James Mercer Langston Hughes was born on February 1, 1901 in Joplin, Missouri. He was an American author, poet, and social activist who was a driving force in the Harlem Renaissance, a flourishing of African American culture in the 1920s. In high school, Hughes was inspired by the works of poet Carl Sandburg (1878-1896) and began writing poetry and developing his own unique style. He sent his work to magazines but all were rejected.
In 1924, Hughes moved to Washington, D. C. to live with his mother. He worked as a hotel waiter but earned very little money and experienced racial tensions in the nation's capital.
Despite this, he was able to write a lot of poems. His poem The Weary Blues won first prize in 1925 in a literary contest sponsored by Opportunity magazine. That same year, two more of his works won prizes in the Crisis literary contest. Carl Van Vechten, a novelist and critic, organized the publication of Hughes' first volume of poetry, The Weary Blues, in 1926. Hughes' writing style was modern and free-form with vivid images and jazz-influenced rhythms about everyday African American experience in the United States.

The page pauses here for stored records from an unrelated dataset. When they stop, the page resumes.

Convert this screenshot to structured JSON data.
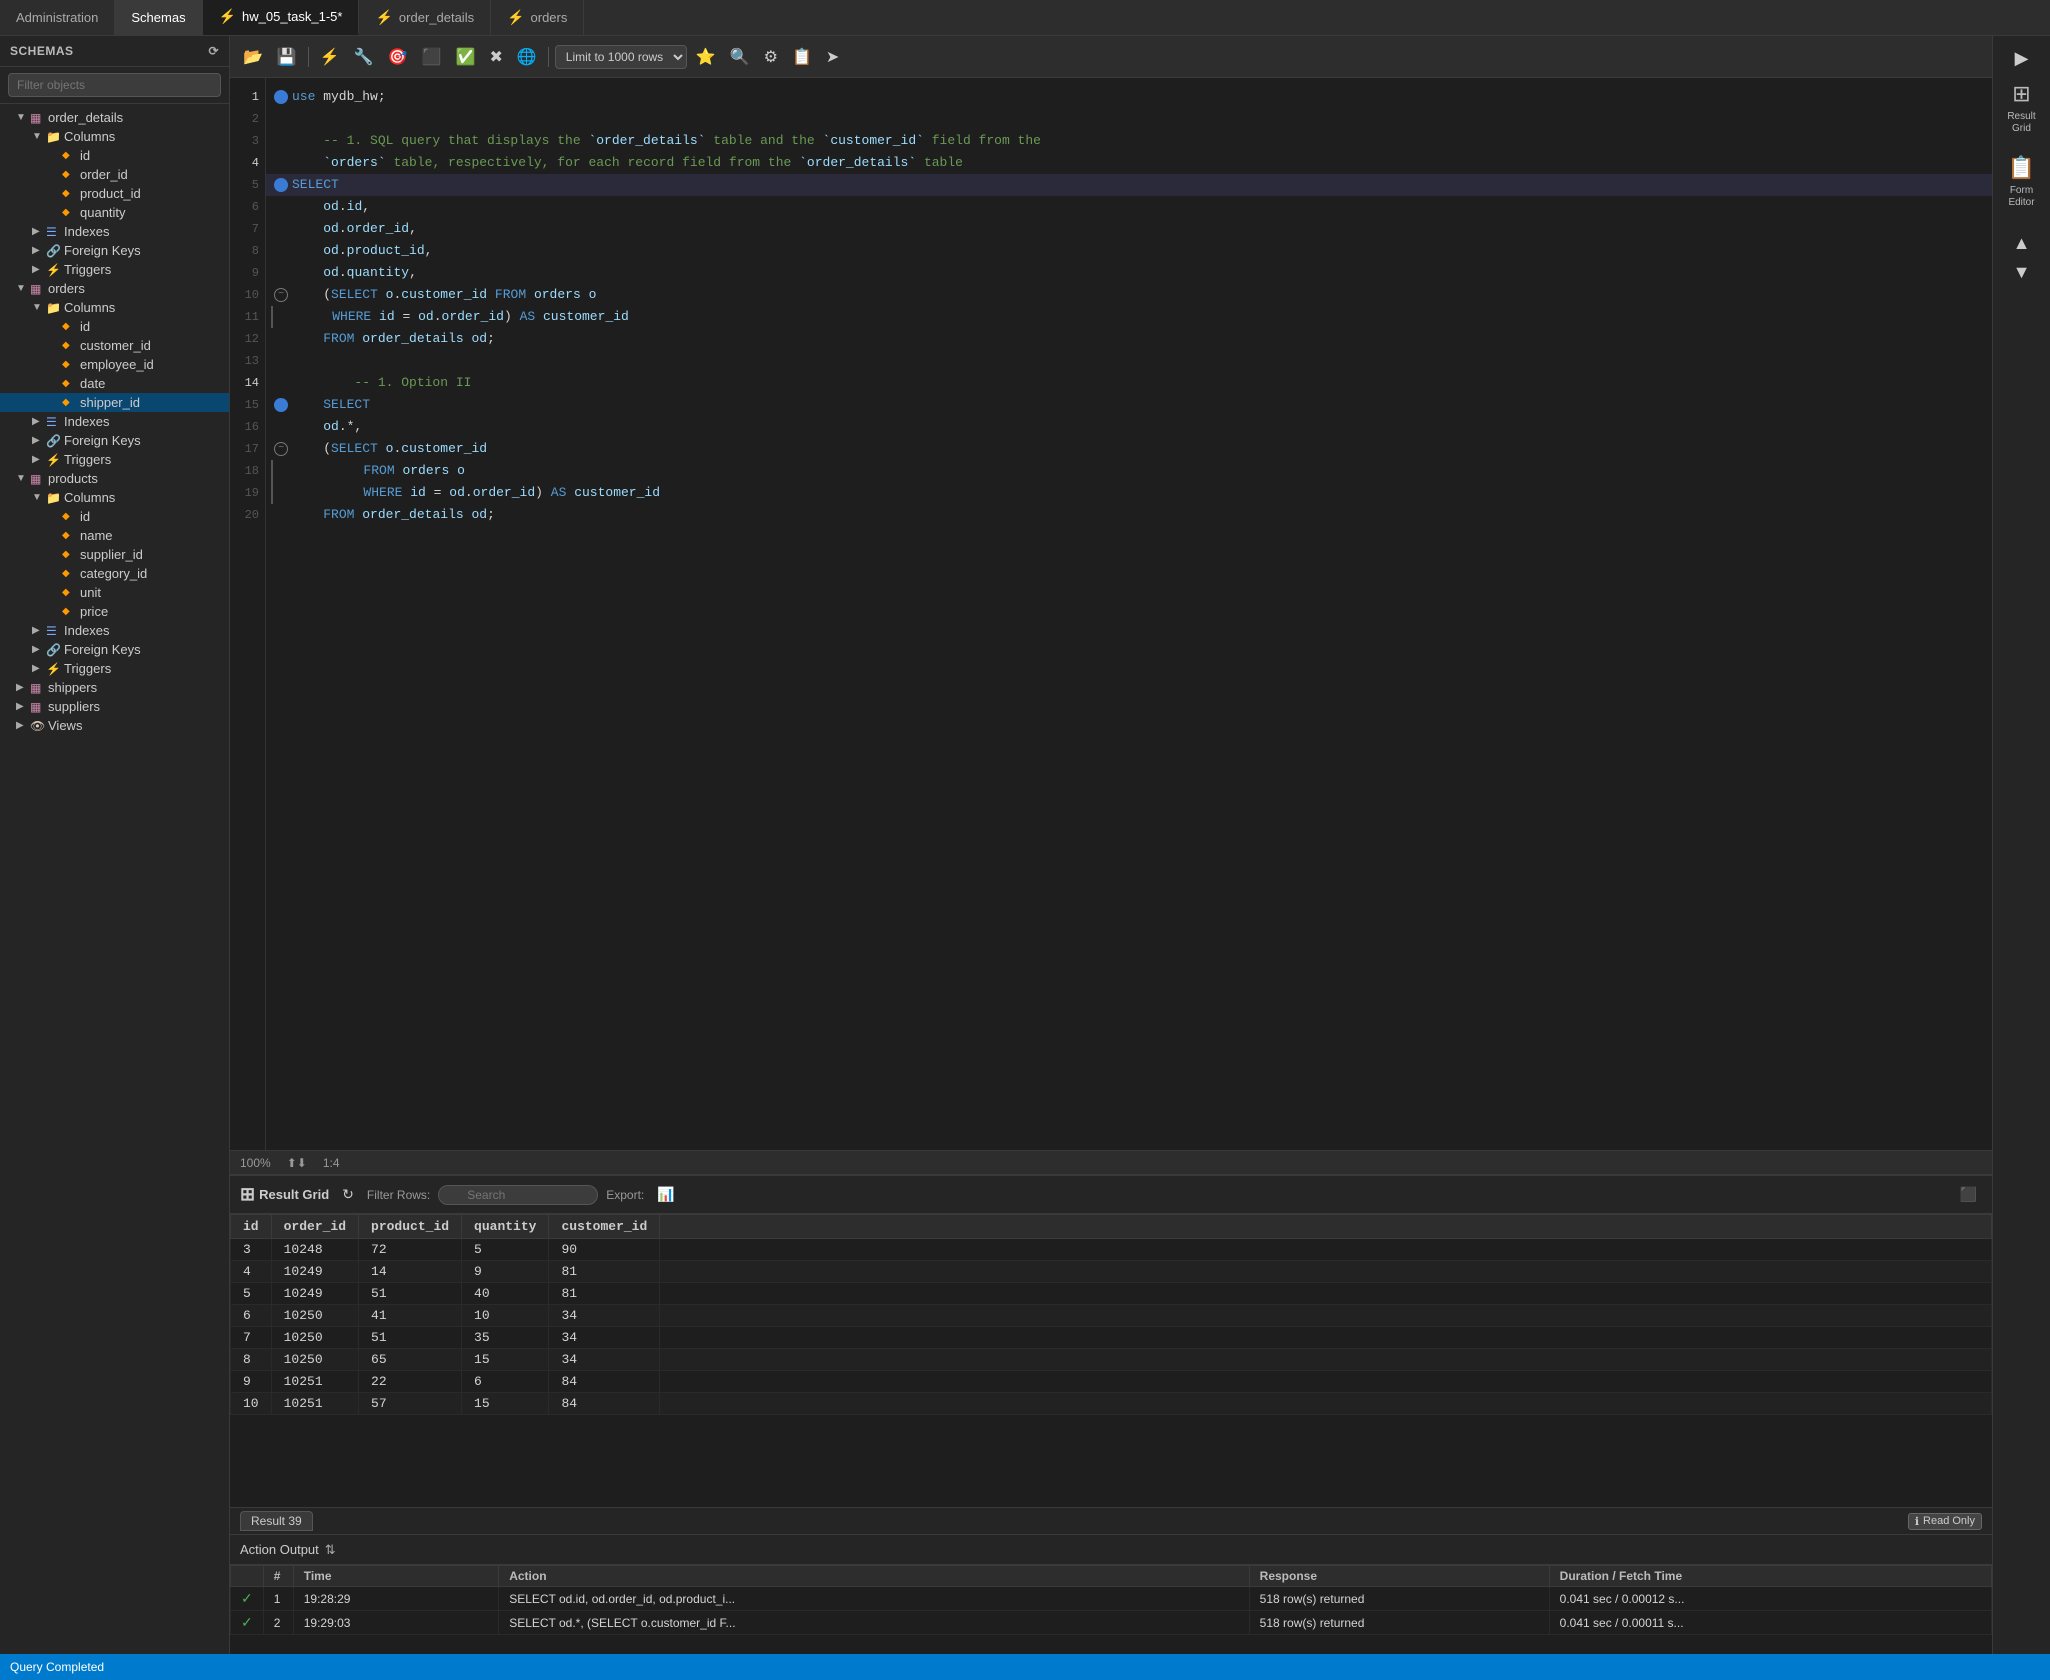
{
  "tabs": [
    {
      "label": "Administration",
      "active": false,
      "type": "admin"
    },
    {
      "label": "Schemas",
      "active": false,
      "type": "schemas"
    },
    {
      "label": "hw_05_task_1-5*",
      "active": true,
      "type": "file",
      "icon": "⚡"
    },
    {
      "label": "order_details",
      "active": false,
      "type": "file",
      "icon": "⚡"
    },
    {
      "label": "orders",
      "active": false,
      "type": "file",
      "icon": "⚡"
    }
  ],
  "sidebar": {
    "title": "SCHEMAS",
    "search_placeholder": "Filter objects",
    "items": [
      {
        "label": "order_details",
        "type": "table",
        "level": 0,
        "expanded": true
      },
      {
        "label": "Columns",
        "type": "folder",
        "level": 1,
        "expanded": true
      },
      {
        "label": "id",
        "type": "field",
        "level": 2
      },
      {
        "label": "order_id",
        "type": "field",
        "level": 2
      },
      {
        "label": "product_id",
        "type": "field",
        "level": 2
      },
      {
        "label": "quantity",
        "type": "field",
        "level": 2
      },
      {
        "label": "Indexes",
        "type": "index",
        "level": 1,
        "expanded": false
      },
      {
        "label": "Foreign Keys",
        "type": "folder",
        "level": 1,
        "expanded": false
      },
      {
        "label": "Triggers",
        "type": "folder",
        "level": 1,
        "expanded": false
      },
      {
        "label": "orders",
        "type": "table",
        "level": 0,
        "expanded": true
      },
      {
        "label": "Columns",
        "type": "folder",
        "level": 1,
        "expanded": true
      },
      {
        "label": "id",
        "type": "field",
        "level": 2
      },
      {
        "label": "customer_id",
        "type": "field",
        "level": 2
      },
      {
        "label": "employee_id",
        "type": "field",
        "level": 2
      },
      {
        "label": "date",
        "type": "field",
        "level": 2
      },
      {
        "label": "shipper_id",
        "type": "field",
        "level": 2,
        "selected": true
      },
      {
        "label": "Indexes",
        "type": "index",
        "level": 1,
        "expanded": false
      },
      {
        "label": "Foreign Keys",
        "type": "folder",
        "level": 1,
        "expanded": false
      },
      {
        "label": "Triggers",
        "type": "folder",
        "level": 1,
        "expanded": false
      },
      {
        "label": "products",
        "type": "table",
        "level": 0,
        "expanded": true
      },
      {
        "label": "Columns",
        "type": "folder",
        "level": 1,
        "expanded": true
      },
      {
        "label": "id",
        "type": "field",
        "level": 2
      },
      {
        "label": "name",
        "type": "field",
        "level": 2
      },
      {
        "label": "supplier_id",
        "type": "field",
        "level": 2
      },
      {
        "label": "category_id",
        "type": "field",
        "level": 2
      },
      {
        "label": "unit",
        "type": "field",
        "level": 2
      },
      {
        "label": "price",
        "type": "field",
        "level": 2
      },
      {
        "label": "Indexes",
        "type": "index",
        "level": 1,
        "expanded": false
      },
      {
        "label": "Foreign Keys",
        "type": "folder",
        "level": 1,
        "expanded": false
      },
      {
        "label": "Triggers",
        "type": "folder",
        "level": 1,
        "expanded": false
      },
      {
        "label": "shippers",
        "type": "table",
        "level": 0,
        "expanded": false
      },
      {
        "label": "suppliers",
        "type": "table",
        "level": 0,
        "expanded": false
      },
      {
        "label": "Views",
        "type": "views",
        "level": 0,
        "expanded": false
      }
    ]
  },
  "toolbar": {
    "limit_label": "Limit to 1000 rows",
    "buttons": [
      "📁",
      "⊞",
      "⚡",
      "🔧",
      "🎯",
      "🚫",
      "✅",
      "✖",
      "🌐",
      "★",
      "🔍",
      "⚙",
      "📋",
      "➤"
    ]
  },
  "editor": {
    "lines": [
      {
        "num": 1,
        "bp": "dot",
        "text": "use mydb_hw;",
        "tokens": [
          {
            "t": "kw",
            "v": "use"
          },
          {
            "t": "op",
            "v": " mydb_hw;"
          }
        ]
      },
      {
        "num": 2,
        "bp": "none",
        "text": ""
      },
      {
        "num": 3,
        "bp": "none",
        "text": "    -- 1. SQL query that displays the `order_details` table and the `customer_id` field from the",
        "comment": true
      },
      {
        "num": 3,
        "bp": "none",
        "text": "    `orders` table, respectively, for each record field from the `order_details` table",
        "comment": true,
        "continuation": true
      },
      {
        "num": 4,
        "bp": "dot",
        "text": "SELECT",
        "highlight": true
      },
      {
        "num": 5,
        "bp": "none",
        "text": "    od.id,"
      },
      {
        "num": 6,
        "bp": "none",
        "text": "    od.order_id,"
      },
      {
        "num": 7,
        "bp": "none",
        "text": "    od.product_id,"
      },
      {
        "num": 8,
        "bp": "none",
        "text": "    od.quantity,"
      },
      {
        "num": 9,
        "bp": "collapse",
        "text": "    (SELECT o.customer_id FROM orders o"
      },
      {
        "num": 10,
        "bp": "none",
        "text": "    WHERE id = od.order_id) AS customer_id"
      },
      {
        "num": 11,
        "bp": "none",
        "text": "    FROM order_details od;"
      },
      {
        "num": 12,
        "bp": "none",
        "text": ""
      },
      {
        "num": 13,
        "bp": "none",
        "text": "        -- 1. Option II",
        "comment": true
      },
      {
        "num": 14,
        "bp": "dot",
        "text": "    SELECT"
      },
      {
        "num": 15,
        "bp": "none",
        "text": "    od.*,"
      },
      {
        "num": 16,
        "bp": "collapse",
        "text": "    (SELECT o.customer_id"
      },
      {
        "num": 17,
        "bp": "none",
        "text": "        FROM orders o"
      },
      {
        "num": 18,
        "bp": "none",
        "text": "        WHERE id = od.order_id) AS customer_id"
      },
      {
        "num": 19,
        "bp": "none",
        "text": "    FROM order_details od;"
      },
      {
        "num": 20,
        "bp": "none",
        "text": ""
      }
    ],
    "status": {
      "zoom": "100%",
      "cursor": "1:4"
    }
  },
  "result_grid": {
    "title": "Result Grid",
    "filter_rows_label": "Filter Rows:",
    "search_placeholder": "Search",
    "export_label": "Export:",
    "columns": [
      "id",
      "order_id",
      "product_id",
      "quantity",
      "customer_id"
    ],
    "rows": [
      [
        "3",
        "10248",
        "72",
        "5",
        "90"
      ],
      [
        "4",
        "10249",
        "14",
        "9",
        "81"
      ],
      [
        "5",
        "10249",
        "51",
        "40",
        "81"
      ],
      [
        "6",
        "10250",
        "41",
        "10",
        "34"
      ],
      [
        "7",
        "10250",
        "51",
        "35",
        "34"
      ],
      [
        "8",
        "10250",
        "65",
        "15",
        "34"
      ],
      [
        "9",
        "10251",
        "22",
        "6",
        "84"
      ],
      [
        "10",
        "10251",
        "57",
        "15",
        "84"
      ]
    ],
    "result_tab": "Result 39",
    "read_only": "Read Only"
  },
  "action_output": {
    "title": "Action Output",
    "columns": [
      "",
      "Time",
      "Action",
      "Response",
      "Duration / Fetch Time"
    ],
    "rows": [
      {
        "status": "ok",
        "num": "1",
        "time": "19:28:29",
        "action": "SELECT",
        "action_detail": "od.id,    od.order_id,    od.product_i...",
        "response": "518 row(s) returned",
        "duration": "0.041 sec / 0.00012 s..."
      },
      {
        "status": "ok",
        "num": "2",
        "time": "19:29:03",
        "action": "SELECT",
        "action_detail": "od.*,    (SELECT o.customer_id    F...",
        "response": "518 row(s) returned",
        "duration": "0.041 sec / 0.00011 s..."
      }
    ]
  },
  "right_panel": {
    "result_grid_label": "Result\nGrid",
    "form_editor_label": "Form\nEditor"
  },
  "status_bar": {
    "message": "Query Completed"
  }
}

He wrote poetry, fiction, theater and film scripts. Although he reportedly had several affairs with women during his lifetime, he never married or had children. Hughes' grandmother Mary Patterson Leary instilled in him a lasting sense of racial pride. In 1931, he co-founded Golden Stair Press with Prentiss Taylor which published portfolios and books with works of art by Taylor and texts by Hughes. The Collected Poems of Langston Hughes was published in 1994 and he began publishing books for children regularly in the 1950s. Langston Hughes set a tone of brotherhood, friendship and cooperation that all must follow.
His legacy lives on through his works which continue to inspire people around the world.